I like the following proof of the dimension theorem.
Are there any other books whose proof of this theorem looks like Saito's proof?
Saito's proof of the dimension theorem is like the following:
Let $V$ be a $K$ vector space. If both $x_1, \cdots, x_m$ and $y_1, \cdots, y_n$ are bases of $V$, then $m = n$.
Saito's proof:
Let $V$ be a $K$ vector space.
Let $x_1, \cdots, x_m$ be a basis of $V$.
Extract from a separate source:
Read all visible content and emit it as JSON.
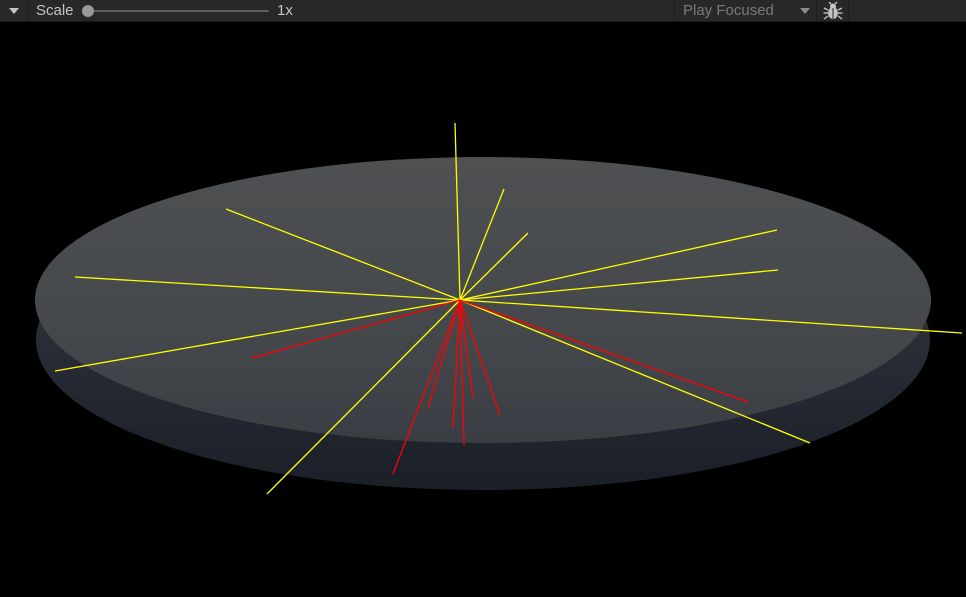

Let $y_1, \cdots, y_n$ be a basis of $V$.
Let $V_0 := \{0\}$ and $V_i := K x_1 + \cdots K x_i$ for $i \in \{1, \dots, m\}$.
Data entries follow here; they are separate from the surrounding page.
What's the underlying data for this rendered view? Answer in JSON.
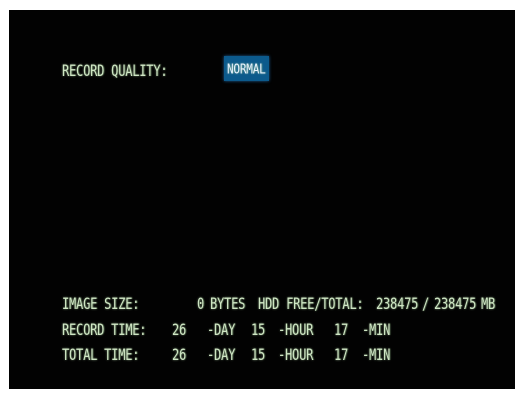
{
  "record_quality": {
    "label": "RECORD QUALITY:",
    "value": "NORMAL"
  },
  "image_size": {
    "label": "IMAGE SIZE:",
    "value": "0",
    "unit": "BYTES"
  },
  "hdd": {
    "label": "HDD FREE/TOTAL:",
    "free": "238475",
    "separator": "/",
    "total": "238475",
    "unit": "MB"
  },
  "record_time": {
    "label": "RECORD TIME:",
    "days": "26",
    "day_unit": "-DAY",
    "hours": "15",
    "hour_unit": "-HOUR",
    "minutes": "17",
    "min_unit": "-MIN"
  },
  "total_time": {
    "label": "TOTAL TIME:",
    "days": "26",
    "day_unit": "-DAY",
    "hours": "15",
    "hour_unit": "-HOUR",
    "minutes": "17",
    "min_unit": "-MIN"
  },
  "colors": {
    "screen_bg": "#020202",
    "text": "#cfe6c4",
    "highlight": "#0c5a8c"
  }
}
Let $W_0 := \{0\}$ and $W_j := K y_1 + \cdots + K y_j$ for $j \in \{1, \dots, n\}$.
Consider the following sequence:
$V_{i-1} = V_{i-1} + W_0 \subset V_{i-1} + W_1 \subset \cdots \subset V_{i-1} + W_n = V$.
$x_i \notin V_{i-1} = V_{i-1} + W_0$ and $x_i \in V = V_{i-1} + W_n$.
So, we can define $f : \{1, \cdots, m\} \to \{1, \cdots, n\}$ as follows:
$f : i \mapsto \min\{j | x_i \in V_{i-1} + W_j\}$
Consider the following sequence:
$W_{j-1} = V_0 + W_{j-1} \subset V_1 + W_{j-1} \subset \cdots \subset V_m + W_{j-1} = V$.
$y_j \notin W_{j-1} = V_0 + W_{j-1}$ and $y_j \in V = V_m + W_{j-1}$.
So, we can define $g : \{1, \cdots, n\} \to \{1, \cdots, m\}$ as follows:
$g : j \mapsto \min\{i | y_j \in V_i + W_{j-1}\}$
Let $f(i) = j$.
Then, $x_i \in V_{i-1} + W_j$ and $x_i \notin V_{i-1} + W_{j-1}$.
$x_i \in V_{i-1} + W_j$, so $V_{i-1} + W_j = V_i + W_j$.
$x_i \notin V_{i-1} + W_{j-1}$, so $V_{i-1} + W_{j-1} \subsetneqq V_i + W_{j-1}$.
$x_i \in V_{i-1} + W_j$, so we can write $x_i = a y_j + z$ for some $a \in K$ and some $z \in V_{i-1} + W_{j-1}$.
$x_i \notin V_{i-1} + W_{j-1}$, so $a \neq 0$.
$y_j = \frac{1}{a} (x_i - z) \in V_i + W_{j-1}$.
$\therefore V_i + W_{j-1} = V_i + W_j$.
$\therefore V_{i-1} + W_{j-1} \subsetneqq V_i + W_{j-1} = V_i + W_j = V_{i-1} + W_j$.
$\therefore y_j \notin V_{i-1} + W_{j-1}$.
$\therefore g(j) = i$.
So, $f(i) = j \Rightarrow g(j) = i$.
Similarly, $g(j) = i \Rightarrow f(i) = j$.
$\therefore f : \{1, \cdots, m\} \rightarrow \{1, \cdots, n\}$ is bijective.
$\therefore m = n$.